Pour Ronald Léger, la poésie est une affaire sérieuse qu’on écrit en s’amusant pour surprendre et faire réfléchir. En exergue de ce livre, une citation de Rimbaud extraite des Illuminations : « J’ai tendu des cordes de clocher à clocher ». Léger tend des « cordes » pour entraîner le lecteur dans son univers.
« Fribouler » est un néologisme, un peu comme le célèbre « schtroumpfer ». Le poème « Je friboule » offre une promenade dans le quotidien du poète, présentant des gestes, des attitudes, des émotions, des réflexions. « Je friboule / quand la richesse suce / le sable entre les dents / et entre les tombes ». Au lecteur de déduire l’intention. Demeure la liste anodine, mais porteuse d’une vie unique et pourtant familière.
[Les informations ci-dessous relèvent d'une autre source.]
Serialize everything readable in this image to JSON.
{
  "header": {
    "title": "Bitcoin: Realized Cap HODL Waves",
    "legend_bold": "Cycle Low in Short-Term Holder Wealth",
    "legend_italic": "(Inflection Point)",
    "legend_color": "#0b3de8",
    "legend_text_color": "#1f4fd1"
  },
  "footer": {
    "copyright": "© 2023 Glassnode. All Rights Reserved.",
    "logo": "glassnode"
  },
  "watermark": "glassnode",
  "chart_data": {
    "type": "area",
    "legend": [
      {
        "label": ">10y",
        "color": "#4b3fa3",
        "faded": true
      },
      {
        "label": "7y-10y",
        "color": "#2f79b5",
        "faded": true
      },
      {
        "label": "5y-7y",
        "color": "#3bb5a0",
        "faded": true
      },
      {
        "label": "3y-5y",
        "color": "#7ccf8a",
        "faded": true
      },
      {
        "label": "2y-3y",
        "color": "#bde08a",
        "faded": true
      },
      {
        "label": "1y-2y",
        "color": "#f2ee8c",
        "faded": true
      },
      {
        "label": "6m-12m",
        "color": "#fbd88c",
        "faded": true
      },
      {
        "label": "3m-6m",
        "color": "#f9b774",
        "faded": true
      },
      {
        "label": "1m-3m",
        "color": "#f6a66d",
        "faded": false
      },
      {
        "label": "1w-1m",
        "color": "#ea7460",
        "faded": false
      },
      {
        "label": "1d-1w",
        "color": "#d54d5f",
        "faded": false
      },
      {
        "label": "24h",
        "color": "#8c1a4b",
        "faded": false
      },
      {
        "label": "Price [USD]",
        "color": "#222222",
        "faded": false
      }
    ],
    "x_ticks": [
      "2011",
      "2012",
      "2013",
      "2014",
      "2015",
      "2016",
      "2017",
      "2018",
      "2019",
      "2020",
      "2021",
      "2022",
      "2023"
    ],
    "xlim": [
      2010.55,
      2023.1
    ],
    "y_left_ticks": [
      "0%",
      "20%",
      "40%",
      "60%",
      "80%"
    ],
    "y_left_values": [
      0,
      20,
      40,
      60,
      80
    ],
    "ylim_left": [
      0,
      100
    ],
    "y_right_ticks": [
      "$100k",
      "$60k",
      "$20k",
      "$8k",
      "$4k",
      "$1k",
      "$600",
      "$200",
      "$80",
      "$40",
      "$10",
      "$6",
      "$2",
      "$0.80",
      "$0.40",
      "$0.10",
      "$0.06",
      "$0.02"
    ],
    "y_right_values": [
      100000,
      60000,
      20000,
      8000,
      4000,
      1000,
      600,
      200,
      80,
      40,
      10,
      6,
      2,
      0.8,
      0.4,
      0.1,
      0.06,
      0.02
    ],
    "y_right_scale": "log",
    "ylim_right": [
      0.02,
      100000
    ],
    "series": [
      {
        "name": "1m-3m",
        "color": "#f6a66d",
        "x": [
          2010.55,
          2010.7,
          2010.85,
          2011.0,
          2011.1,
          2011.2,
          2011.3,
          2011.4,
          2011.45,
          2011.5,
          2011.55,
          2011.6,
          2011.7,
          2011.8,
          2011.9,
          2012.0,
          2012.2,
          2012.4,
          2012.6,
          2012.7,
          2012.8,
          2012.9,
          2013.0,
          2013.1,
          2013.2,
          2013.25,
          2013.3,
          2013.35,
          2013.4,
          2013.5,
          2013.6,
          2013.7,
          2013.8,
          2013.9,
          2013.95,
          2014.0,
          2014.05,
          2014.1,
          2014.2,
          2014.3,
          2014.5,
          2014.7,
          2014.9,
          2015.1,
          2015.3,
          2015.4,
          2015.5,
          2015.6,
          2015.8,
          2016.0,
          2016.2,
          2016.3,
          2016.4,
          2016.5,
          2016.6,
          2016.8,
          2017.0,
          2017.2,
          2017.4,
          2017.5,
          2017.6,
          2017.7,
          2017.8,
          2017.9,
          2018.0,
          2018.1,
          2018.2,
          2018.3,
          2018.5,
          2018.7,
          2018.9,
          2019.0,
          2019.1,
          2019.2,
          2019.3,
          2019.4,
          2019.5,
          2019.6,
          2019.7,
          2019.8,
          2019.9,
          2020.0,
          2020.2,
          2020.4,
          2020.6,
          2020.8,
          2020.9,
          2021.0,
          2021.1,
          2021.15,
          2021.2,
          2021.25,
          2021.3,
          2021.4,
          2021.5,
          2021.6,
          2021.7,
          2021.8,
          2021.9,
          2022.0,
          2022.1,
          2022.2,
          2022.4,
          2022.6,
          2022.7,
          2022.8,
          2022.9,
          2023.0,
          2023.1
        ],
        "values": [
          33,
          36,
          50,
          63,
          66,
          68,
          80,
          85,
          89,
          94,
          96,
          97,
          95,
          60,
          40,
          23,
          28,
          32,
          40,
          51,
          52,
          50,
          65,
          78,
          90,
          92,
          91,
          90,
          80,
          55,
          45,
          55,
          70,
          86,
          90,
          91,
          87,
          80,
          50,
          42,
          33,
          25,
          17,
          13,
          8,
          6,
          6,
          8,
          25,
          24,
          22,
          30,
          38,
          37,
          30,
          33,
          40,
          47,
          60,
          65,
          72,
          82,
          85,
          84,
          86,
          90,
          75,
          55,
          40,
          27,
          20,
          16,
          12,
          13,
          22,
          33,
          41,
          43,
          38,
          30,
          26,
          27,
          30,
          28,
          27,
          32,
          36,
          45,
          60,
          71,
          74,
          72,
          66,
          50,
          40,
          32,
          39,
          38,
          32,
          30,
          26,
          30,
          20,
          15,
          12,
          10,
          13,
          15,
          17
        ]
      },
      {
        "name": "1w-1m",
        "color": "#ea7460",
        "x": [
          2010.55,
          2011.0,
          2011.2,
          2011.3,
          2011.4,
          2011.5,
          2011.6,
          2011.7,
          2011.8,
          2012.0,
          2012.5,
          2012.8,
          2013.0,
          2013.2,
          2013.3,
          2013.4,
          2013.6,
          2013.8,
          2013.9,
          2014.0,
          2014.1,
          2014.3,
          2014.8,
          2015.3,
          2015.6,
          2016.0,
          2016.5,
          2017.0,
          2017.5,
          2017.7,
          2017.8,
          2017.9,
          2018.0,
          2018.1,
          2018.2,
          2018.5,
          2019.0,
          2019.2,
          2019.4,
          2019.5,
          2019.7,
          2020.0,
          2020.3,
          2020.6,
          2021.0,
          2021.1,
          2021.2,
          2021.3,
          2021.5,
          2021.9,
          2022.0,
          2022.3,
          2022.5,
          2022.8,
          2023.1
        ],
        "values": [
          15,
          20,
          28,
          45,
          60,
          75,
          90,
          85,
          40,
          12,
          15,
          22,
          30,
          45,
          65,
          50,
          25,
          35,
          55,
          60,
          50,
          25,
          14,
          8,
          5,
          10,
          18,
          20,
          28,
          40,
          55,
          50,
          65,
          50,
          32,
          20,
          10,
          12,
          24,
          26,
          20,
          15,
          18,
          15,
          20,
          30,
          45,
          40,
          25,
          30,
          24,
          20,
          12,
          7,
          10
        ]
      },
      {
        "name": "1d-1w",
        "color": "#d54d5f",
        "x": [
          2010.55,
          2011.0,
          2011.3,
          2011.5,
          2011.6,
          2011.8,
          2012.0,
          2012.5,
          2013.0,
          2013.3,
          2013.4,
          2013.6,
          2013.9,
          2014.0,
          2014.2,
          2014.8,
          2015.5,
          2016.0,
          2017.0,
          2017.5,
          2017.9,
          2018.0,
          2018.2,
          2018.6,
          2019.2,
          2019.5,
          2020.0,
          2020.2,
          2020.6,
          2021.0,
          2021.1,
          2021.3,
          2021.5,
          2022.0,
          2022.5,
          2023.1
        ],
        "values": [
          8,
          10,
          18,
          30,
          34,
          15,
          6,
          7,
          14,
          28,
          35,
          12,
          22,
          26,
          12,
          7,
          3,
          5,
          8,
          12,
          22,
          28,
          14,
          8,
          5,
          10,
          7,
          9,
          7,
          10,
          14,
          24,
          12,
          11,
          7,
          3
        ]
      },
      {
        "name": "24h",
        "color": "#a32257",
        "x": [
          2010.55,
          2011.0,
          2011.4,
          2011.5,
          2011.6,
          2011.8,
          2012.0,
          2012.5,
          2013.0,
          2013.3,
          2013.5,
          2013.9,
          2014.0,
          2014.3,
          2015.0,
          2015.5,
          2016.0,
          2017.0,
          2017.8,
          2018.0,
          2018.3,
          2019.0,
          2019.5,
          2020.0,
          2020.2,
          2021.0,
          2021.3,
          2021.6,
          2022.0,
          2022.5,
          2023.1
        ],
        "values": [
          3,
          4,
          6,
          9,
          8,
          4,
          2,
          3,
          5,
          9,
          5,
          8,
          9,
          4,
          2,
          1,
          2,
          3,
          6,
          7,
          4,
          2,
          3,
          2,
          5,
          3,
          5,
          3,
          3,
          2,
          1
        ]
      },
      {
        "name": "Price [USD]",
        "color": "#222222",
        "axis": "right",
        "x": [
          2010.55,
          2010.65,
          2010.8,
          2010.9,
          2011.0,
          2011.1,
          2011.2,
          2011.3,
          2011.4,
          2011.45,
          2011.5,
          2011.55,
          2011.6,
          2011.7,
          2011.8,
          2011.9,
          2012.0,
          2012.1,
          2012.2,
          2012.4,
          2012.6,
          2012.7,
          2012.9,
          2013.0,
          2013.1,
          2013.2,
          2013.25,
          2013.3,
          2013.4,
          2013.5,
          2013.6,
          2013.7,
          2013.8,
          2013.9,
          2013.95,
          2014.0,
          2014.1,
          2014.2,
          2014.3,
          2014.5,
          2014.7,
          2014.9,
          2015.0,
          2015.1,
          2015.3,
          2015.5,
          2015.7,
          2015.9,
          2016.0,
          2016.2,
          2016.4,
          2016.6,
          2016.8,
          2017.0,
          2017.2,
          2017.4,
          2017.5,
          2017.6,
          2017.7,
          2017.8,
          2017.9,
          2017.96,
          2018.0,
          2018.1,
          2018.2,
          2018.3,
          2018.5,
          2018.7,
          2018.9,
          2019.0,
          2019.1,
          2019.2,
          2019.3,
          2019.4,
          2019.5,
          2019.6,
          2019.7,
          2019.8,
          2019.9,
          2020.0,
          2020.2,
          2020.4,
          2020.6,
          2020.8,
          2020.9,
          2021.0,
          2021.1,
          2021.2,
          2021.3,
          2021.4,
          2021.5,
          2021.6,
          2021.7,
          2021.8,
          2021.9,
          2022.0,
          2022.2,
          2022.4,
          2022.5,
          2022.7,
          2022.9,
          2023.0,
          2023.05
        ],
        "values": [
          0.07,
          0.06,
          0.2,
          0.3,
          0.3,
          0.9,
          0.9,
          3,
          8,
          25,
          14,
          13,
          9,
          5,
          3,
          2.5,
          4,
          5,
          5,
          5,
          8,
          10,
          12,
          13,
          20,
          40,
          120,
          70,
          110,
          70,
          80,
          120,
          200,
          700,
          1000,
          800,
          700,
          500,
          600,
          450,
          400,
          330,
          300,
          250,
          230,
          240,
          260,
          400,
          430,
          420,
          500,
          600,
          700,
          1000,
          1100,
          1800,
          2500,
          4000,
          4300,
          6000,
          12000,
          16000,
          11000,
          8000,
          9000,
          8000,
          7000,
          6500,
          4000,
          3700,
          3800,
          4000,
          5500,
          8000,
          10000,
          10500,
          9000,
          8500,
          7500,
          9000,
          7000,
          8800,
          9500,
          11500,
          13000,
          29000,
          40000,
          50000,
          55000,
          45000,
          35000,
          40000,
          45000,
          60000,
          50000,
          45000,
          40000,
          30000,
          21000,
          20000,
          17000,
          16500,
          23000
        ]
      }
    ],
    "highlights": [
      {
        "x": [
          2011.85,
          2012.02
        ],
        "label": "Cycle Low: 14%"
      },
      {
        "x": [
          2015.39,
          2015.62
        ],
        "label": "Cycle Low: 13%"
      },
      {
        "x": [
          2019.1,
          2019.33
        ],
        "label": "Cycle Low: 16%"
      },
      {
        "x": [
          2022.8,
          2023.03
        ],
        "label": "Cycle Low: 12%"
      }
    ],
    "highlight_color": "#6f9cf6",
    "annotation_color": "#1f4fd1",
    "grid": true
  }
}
Ce recueil posthume (Léger est décédé le 30 novembre 2013) est aussi le témoignage d’un regard critique, mais toujours ludique, sur le monde et plus particulièrement sur une jeunesse dans l’East End de Moncton que l’auteur évoque dans la suite « Fess Parker », du nom de cet acteur américain célèbre pour son interprétation de Davy Crockett et de Daniel Boone, qui inspirait les jeux des enfants du coin : « On s’amusait à jouer aux cowboys / pis aux Indians dans ça / des p’tites guerres / qui nous faisaient manquer notre diner / pis attraper une lickin ». Nostalgie d’une enfance des années 1950 dans un milieu où l’imaginaire tient lieu de jouet.
Plusieurs des poèmes rappellent un voyage en Europe. L’auteur en retient des images qu’il oppose à des listes. Ainsi à Courceulles-sur-Mer, où de nombreux soldats sont morts lors du débarquement du 6 juin 1944, créant « des plages en liberté », il oppose, dans les deux pages suivantes, « des rangées » constituées de mots tous précédés du privatif « dés » : « désabusé / désaccenturer / désacclimater / désaccord / désaccordé » ; on ne peut s’empêcher de penser aux croix alignées dans les immenses cimetières militaires de la région.
Aussi de « Voyage à l’est », lui qui vient de l’East End, longue suite énumérative de courts flashes comme autant de notes de voyage : « Café Doucet / service continu / Hôtel California / Saint-Germain ». Si dans cette suite la sécheresse des notes laisse place à une brume qu’il est difficile de percer, d’autres textes ouvrent la porte aux émotions : « C’est le moi » joue avec le « moi » et les mois de l’année.
D’autres laissent libre cours à la fantaisie de l’auteur : « Je suis le poète automatique / je navigue / entre les lettres / et les têtes / entre les idées / et la folie / entre la musique / et la poésie / entre la mort et la vie ».
Comme ce fut le cas pour ses trois précédents recueils, les poèmes de ce dernier livre sont empreints de son engagement social, de son humour, de sa passion pour l’Acadie et de ses craintes pour l’humanité. Une poésie simple et complexe à la fois qui fait appel au jaillissement (presque) spontané de l’image et du sens.